Ariadna y el Zahir

José Ángel, el viajero en el tiempo, no acredita ser Teseo.
José Ángel, el viajero en el tiempo, no acredita ser Teseo.
Claudio Rosselli

Por privacidad, la llamaré Ariadna, aunque José Ángel, el viajero del tiempo que me llevó hasta ella, no acredite ser Teseo. 

Cuando llegué, estaba aislada en su habitación de hotel, decían que bien provista de burbon, ocultando el efecto que puede producir en una mujer madura el desamor de un romance urgente. Al día siguiente, accedió a verme. Comprobé que la tristeza y la resaca no desvirtuaban lo que me habían dicho de ella. Lo acentuaban, incluso.

Nos sentamos frente a frente, sin reparar en quienes la observaban desde las otras mesas del bar.
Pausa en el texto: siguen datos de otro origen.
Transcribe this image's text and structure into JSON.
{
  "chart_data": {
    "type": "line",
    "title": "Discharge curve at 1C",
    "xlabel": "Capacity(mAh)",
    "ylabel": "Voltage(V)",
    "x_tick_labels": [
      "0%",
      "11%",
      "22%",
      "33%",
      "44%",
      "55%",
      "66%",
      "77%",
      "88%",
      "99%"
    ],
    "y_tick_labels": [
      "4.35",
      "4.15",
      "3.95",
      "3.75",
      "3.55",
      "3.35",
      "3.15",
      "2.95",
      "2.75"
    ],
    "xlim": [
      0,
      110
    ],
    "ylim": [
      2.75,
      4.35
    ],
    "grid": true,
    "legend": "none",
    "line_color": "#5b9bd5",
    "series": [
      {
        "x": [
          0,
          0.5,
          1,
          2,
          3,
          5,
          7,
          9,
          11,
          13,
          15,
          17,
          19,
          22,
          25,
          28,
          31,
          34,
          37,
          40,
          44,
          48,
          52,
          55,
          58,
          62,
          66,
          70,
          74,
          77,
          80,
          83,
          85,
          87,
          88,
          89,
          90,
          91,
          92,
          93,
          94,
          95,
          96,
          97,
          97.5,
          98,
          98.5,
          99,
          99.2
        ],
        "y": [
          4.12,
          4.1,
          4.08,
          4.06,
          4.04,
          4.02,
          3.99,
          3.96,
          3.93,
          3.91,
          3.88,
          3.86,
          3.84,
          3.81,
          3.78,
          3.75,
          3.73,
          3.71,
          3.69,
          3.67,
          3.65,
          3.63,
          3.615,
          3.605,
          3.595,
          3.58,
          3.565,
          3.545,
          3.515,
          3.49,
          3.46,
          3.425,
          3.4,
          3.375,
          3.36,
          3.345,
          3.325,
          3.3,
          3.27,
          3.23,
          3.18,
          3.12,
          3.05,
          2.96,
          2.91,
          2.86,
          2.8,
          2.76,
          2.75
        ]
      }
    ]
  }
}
No se anduvo con rodeos. «Siempre he creído que, cuando alguien te deja, cabe la suerte de que lo haga sin miramientos, como sacudiéndose de la mano una inmundicia que se resiste a desprenderse». Así empezó, con voz de tabaco y terciopelo. «Un abandono ruin, con su traición, ayuda a soportar el dolor», añadió. «Y yo, ni de esto puedo valerme», apostilló.

A continuación, dejó en la mesa un papelito. Por la prevención con que lo hizo, evitando mirarlo, como si luchara en vano para no sufrir su hechizo, evoqué el ‘Zahir’, la moneda mágica que Jorge Luis Borges, personaje de su propio relato, no pudo evitar imaginar, hasta convertirla en su único pensamiento.

Ariadna me conminó a leer la nota en silencio y, al proceder, me conmoví. Había olvidado los rasgos de esa escritura. Sin fecha ni prolegómenos, decía así: «Nos amaremos en el futuro, como los marcianos de Bradbury, a la tenue luz de dos lunas, entre mares fosilizados, colinas azules, columnas de cristal y música de aroma floral». Tampoco había firma.